The Noble Gentleman

The Noble Gentleman

"The Noble Gentleman" is a Jacobean era stage play, a comedy in the canon of John Fletcher and his collaborators that was first published in the first Beaumont and Fletcher folio of 1647. It is one of the plays in Fletcher's canon (see "Love's Cure" and "Thierry and Theodoret" for other examples) that presents significant uncertainties about its date and authorship.

Performance

The earliest certain fact known about the play is that it was licensed for performance by Sir Henry Herbert, the Master of the Revels, on February 3, 1626 (new style).

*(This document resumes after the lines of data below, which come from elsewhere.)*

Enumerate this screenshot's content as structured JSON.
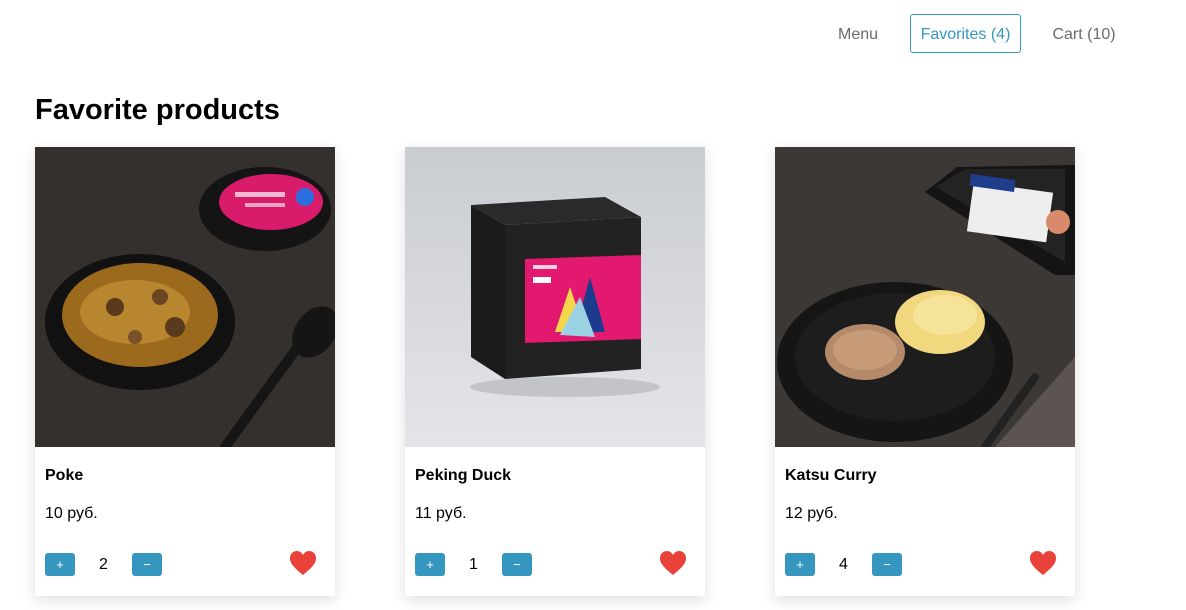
{
  "nav": {
    "menu_label": "Menu",
    "favorites_label": "Favorites (4)",
    "cart_label": "Cart (10)"
  },
  "page": {
    "title": "Favorite products"
  },
  "accent_color": "#3597bf",
  "heart_color": "#e8423a",
  "products": [
    {
      "name": "Poke",
      "price": "10 руб.",
      "quantity": "2",
      "plus": "+",
      "minus": "−",
      "favorite": true
    },
    {
      "name": "Peking Duck",
      "price": "11 руб.",
      "quantity": "1",
      "plus": "+",
      "minus": "−",
      "favorite": true
    },
    {
      "name": "Katsu Curry",
      "price": "12 руб.",
      "quantity": "4",
      "plus": "+",
      "minus": "−",
      "favorite": true
    }
  ]
}
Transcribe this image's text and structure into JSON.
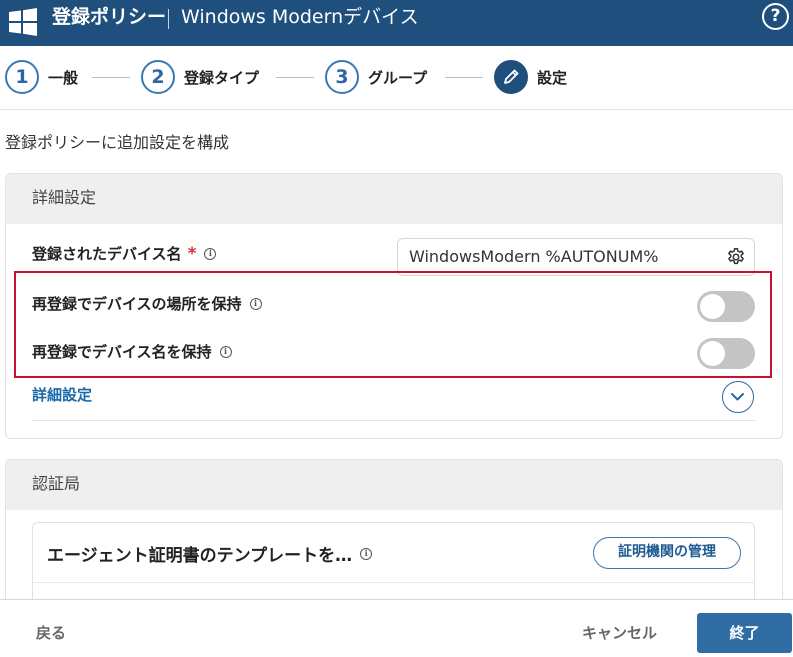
{
  "header": {
    "title": "登録ポリシー",
    "subtitle": "Windows Modernデバイス",
    "help_glyph": "?",
    "logo_icon": "windows-logo-icon",
    "background": "#1f4f7c"
  },
  "stepper": {
    "steps": [
      {
        "number": "1",
        "label": "一般"
      },
      {
        "number": "2",
        "label": "登録タイプ"
      },
      {
        "number": "3",
        "label": "グループ"
      },
      {
        "number": "",
        "label": "設定",
        "icon": "pencil-icon",
        "active": true
      }
    ]
  },
  "intro": "登録ポリシーに追加設定を構成",
  "details_section": {
    "title": "詳細設定",
    "device_name": {
      "label": "登録されたデバイス名",
      "required_mark": "*",
      "info_glyph": "i",
      "value": "WindowsModern %AUTONUM%"
    },
    "toggles": [
      {
        "label": "再登録でデバイスの場所を保持",
        "info_glyph": "i",
        "on": false
      },
      {
        "label": "再登録でデバイス名を保持",
        "info_glyph": "i",
        "on": false
      }
    ],
    "advanced_link": "詳細設定"
  },
  "ca_section": {
    "title": "認証局",
    "template_label": "エージェント証明書のテンプレートを…",
    "info_glyph": "i",
    "manage_button": "証明機関の管理"
  },
  "footer": {
    "back": "戻る",
    "cancel": "キャンセル",
    "finish": "終了"
  },
  "colors": {
    "accent": "#2f6da4",
    "highlight": "#c8102e",
    "toggle_off": "#c4c4c4"
  }
}
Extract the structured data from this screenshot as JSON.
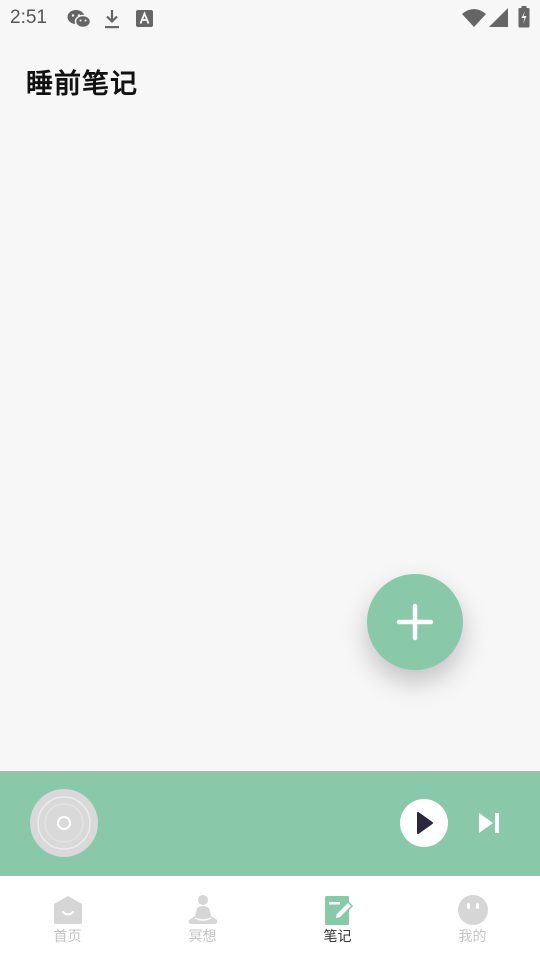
{
  "status_bar": {
    "time": "2:51",
    "icons": [
      "wechat-icon",
      "download-icon",
      "a-badge-icon",
      "wifi-icon",
      "signal-icon",
      "battery-charging-icon"
    ]
  },
  "page": {
    "title": "睡前笔记"
  },
  "fab": {
    "icon": "plus-icon",
    "color": "#89c8a9"
  },
  "player": {
    "background": "#89c8a9",
    "cover_icon": "disc-icon",
    "play_icon": "play-icon",
    "next_icon": "skip-next-icon"
  },
  "tabs": [
    {
      "label": "首页",
      "icon": "home-icon",
      "active": false
    },
    {
      "label": "冥想",
      "icon": "meditation-icon",
      "active": false
    },
    {
      "label": "笔记",
      "icon": "note-icon",
      "active": true
    },
    {
      "label": "我的",
      "icon": "smiley-icon",
      "active": false
    }
  ],
  "colors": {
    "accent": "#89c8a9",
    "inactive_tab": "#c4c4c4",
    "active_tab_text": "#333333"
  }
}
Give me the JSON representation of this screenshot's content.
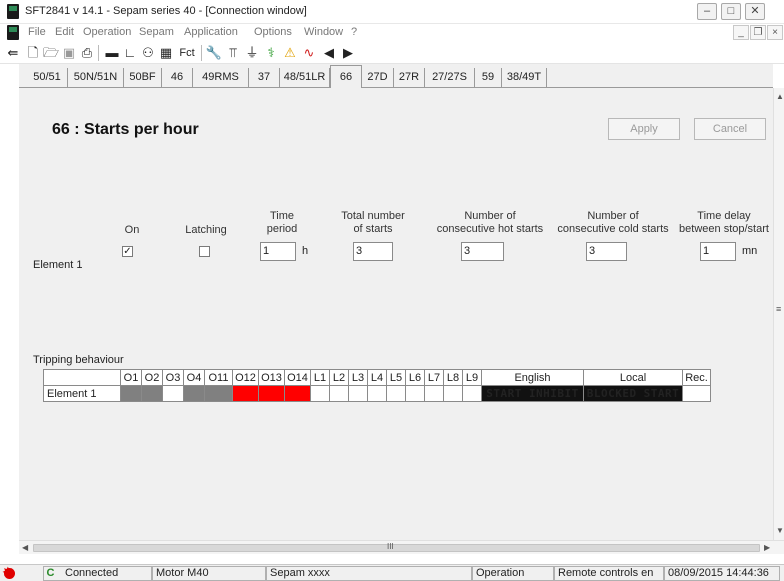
{
  "window": {
    "title": "SFT2841  v 14.1 - Sepam series 40 - [Connection window]",
    "minimize": "–",
    "maximize": "□",
    "close": "✕",
    "mdi_minimize": "_",
    "mdi_restore": "❐",
    "mdi_close": "×"
  },
  "menu": [
    "File",
    "Edit",
    "Operation",
    "Sepam",
    "Application",
    "Options",
    "Window",
    "?"
  ],
  "toolbar": {
    "fct_label": "Fct"
  },
  "tabs": [
    "50/51",
    "50N/51N",
    "50BF",
    "46",
    "49RMS",
    "37",
    "48/51LR",
    "66",
    "27D",
    "27R",
    "27/27S",
    "59",
    "38/49T"
  ],
  "active_tab": "66",
  "page": {
    "title": "66 : Starts per hour",
    "apply_label": "Apply",
    "cancel_label": "Cancel"
  },
  "columns": {
    "on": "On",
    "latching": "Latching",
    "time_period": [
      "Time",
      "period"
    ],
    "total_starts": [
      "Total number",
      "of starts"
    ],
    "hot_starts": [
      "Number of",
      "consecutive hot starts"
    ],
    "cold_starts": [
      "Number of",
      "consecutive cold starts"
    ],
    "time_delay": [
      "Time delay",
      "between stop/start"
    ]
  },
  "element1": {
    "label": "Element 1",
    "on_checked": true,
    "latching_checked": false,
    "time_period": "1",
    "time_period_unit": "h",
    "total_starts": "3",
    "hot_starts": "3",
    "cold_starts": "3",
    "time_delay": "1",
    "time_delay_unit": "mn"
  },
  "tripping": {
    "title": "Tripping behaviour",
    "columns": [
      "O1",
      "O2",
      "O3",
      "O4",
      "O11",
      "O12",
      "O13",
      "O14",
      "L1",
      "L2",
      "L3",
      "L4",
      "L5",
      "L6",
      "L7",
      "L8",
      "L9",
      "English",
      "Local",
      "Rec."
    ],
    "row_label": "Element 1",
    "english_text": "START INHIBIT",
    "local_text": "BLOCKED START",
    "colors": {
      "gray": "#808080",
      "red": "#ff0000"
    }
  },
  "scrollbar": {
    "h_middle": "III"
  },
  "status": {
    "connected": "Connected",
    "motor": "Motor M40",
    "sepam": "Sepam xxxx",
    "mode": "Operation",
    "remote": "Remote controls en",
    "datetime": "08/09/2015  14:44:36"
  }
}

The play was acted by the King's Men at the Blackfriars Theatre.

Authorship

Broadly speaking, there are two competing scenarios for "The Noble Gentleman:"
* The play is a "Beaumont and Fletcher play" — either a direct and overt collaboration between the two dramatists, or a work by Beaumont that was later revised by Fletcher. In the context of this hypothesis, dates for the play have been postulated that range from 1606 to 1613. [Robert F. WIlson Jr., "Francis Beaumont and "The Noble Gentleman," "English Studies" 49 (1968), pp. 523-9.]
* The play is a later work written by Fletcher without Beaumont's participation; it may have been left unfinished at Fletcher's death in 1625 and been completed by someone else.

Cyrus Hoy, who favored the first of these interpretations, provided this breakdown of the authors' putative contributions in his survey of authorship problems in Fletcher's canon:

:Beaumont — Act I, scene 4; Act II, 2; Act III, 1, 3, and 4; Act IV, 3-5;:Fletcher — Act I, scenes 1-3; Act II, 1; Act III, 2; Act IV, 1 and 2; Act V. [Terence P. Logan and Denzell S. Smith, eds., "The Later Jacobean and Caroline Dramatists: A Survey and Bibliography of Recent Studies in English Renaissance Drama," Lincoln, NE, University of Nebraska Press, 1978; pp. 78.]

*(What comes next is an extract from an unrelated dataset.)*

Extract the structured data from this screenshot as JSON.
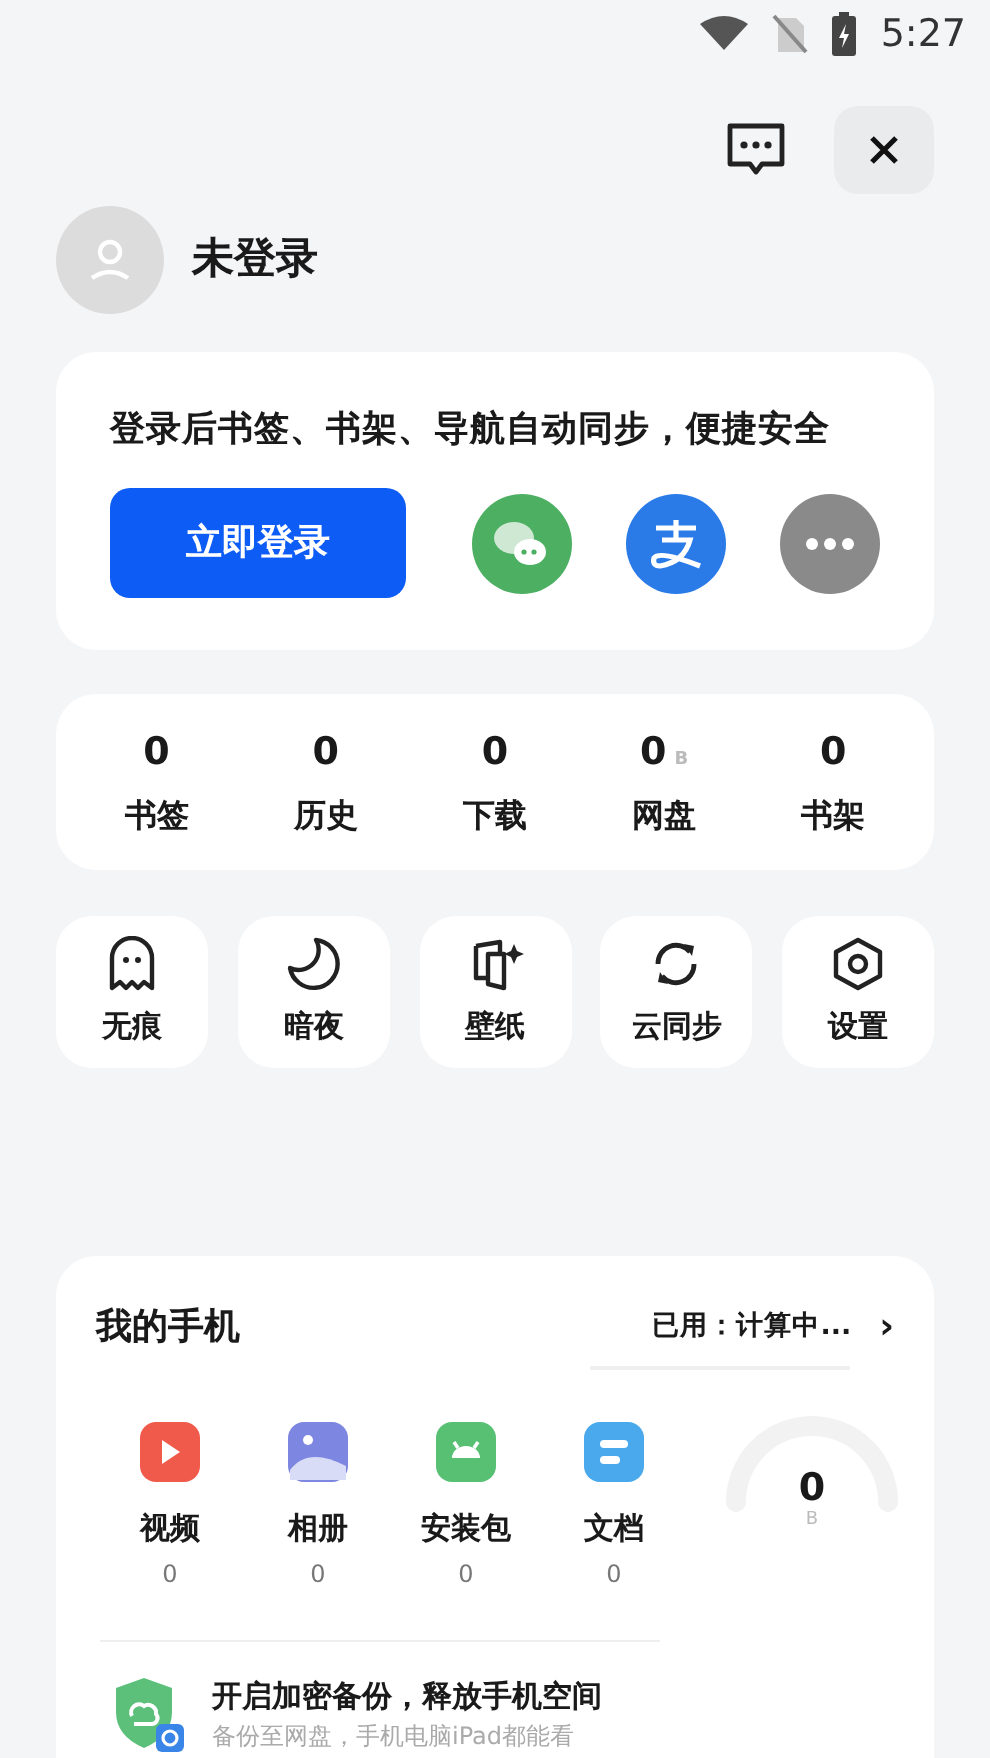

Earlier researchers had provided comparable divisions. [E. H. C. Oliphant, "The Plays of Beaumont and Fletcher: An Attempt to Determine Their Respective Shares and the Shares of Others," New Haven, Yale University Press, 1927; pp. 183-201.] Other scholars, however, have judged the evidence of Beaumont's presence too weak to be persuasive. [Logan and Smith, p. 79.]

Date

Commentators who advocate Beaumont's authorial contribution must postulate a date of authorship prior to Beaumont's 1613 retirement and 1616 death, in the face of a lack of evidence. Conversely, Fletcher is supposed by some calculations to have worked on eleven plays in the last four years of his life; adding a twelfth stretches the credulity of some commentators. [Baldwin Maxwell, "Studies in Beaumont, Fletcher, and Massinger," Chapel Hill, NC, University of North Carolina Press, 1939; pp. 147-65, especially p. 148.] A compromise view, that Fletcher did a late (c. 1625) revision of a much earlier play that contained Beaumont's work, may have merit. [Gordon MacMullan, "The Politics of Unease in the Plays of John Fletcher," Amherst, MA, University of Massachusetts Press, 1994; p. 135.]

After 1660

Like the majority of the plays in Fletcher's canon, "The Noble Gentleman" was both revived and adapted into new forms during the Restoration era. Thomas D'Urfey's adaptation, called "A Fool's Preferment," was licensed on May 31, 1688. [Arthur Colby Sprague, "Beaumont and Fletcher on the Restoration Stage," Cambridge, MA, Harvard University Press, 1926; pp. 67-8, 238-44.]

The plot

The play is a farcical comedy about a benign but not very sensible French gentleman, Monsieur Mount-Marine, who has an ambition to become a great courtier. His sensible wife is concerned about the possible negative consequences of this lofty ambition. With the help of friends, she manages to fool her husband into believing that the King of France has promoted him to the rank of knight...then, baron...then, earl...then, duke, all in quick succession. But his precipitate (fictitious) rise in society is matched by an equally vertiginous (and fictitious) decline in wealth; by the end of the play, Mount-Marine is convinced that he retains his title of Duke of Burgundy, though he must never mention it to strangers. His situation is paralleled by that of another character, Chatillion, who has been driven slightly mad by love and fancies himself a claimant to the throne of France. As a result, he believes himself surrounded by perils — all in his own imagination.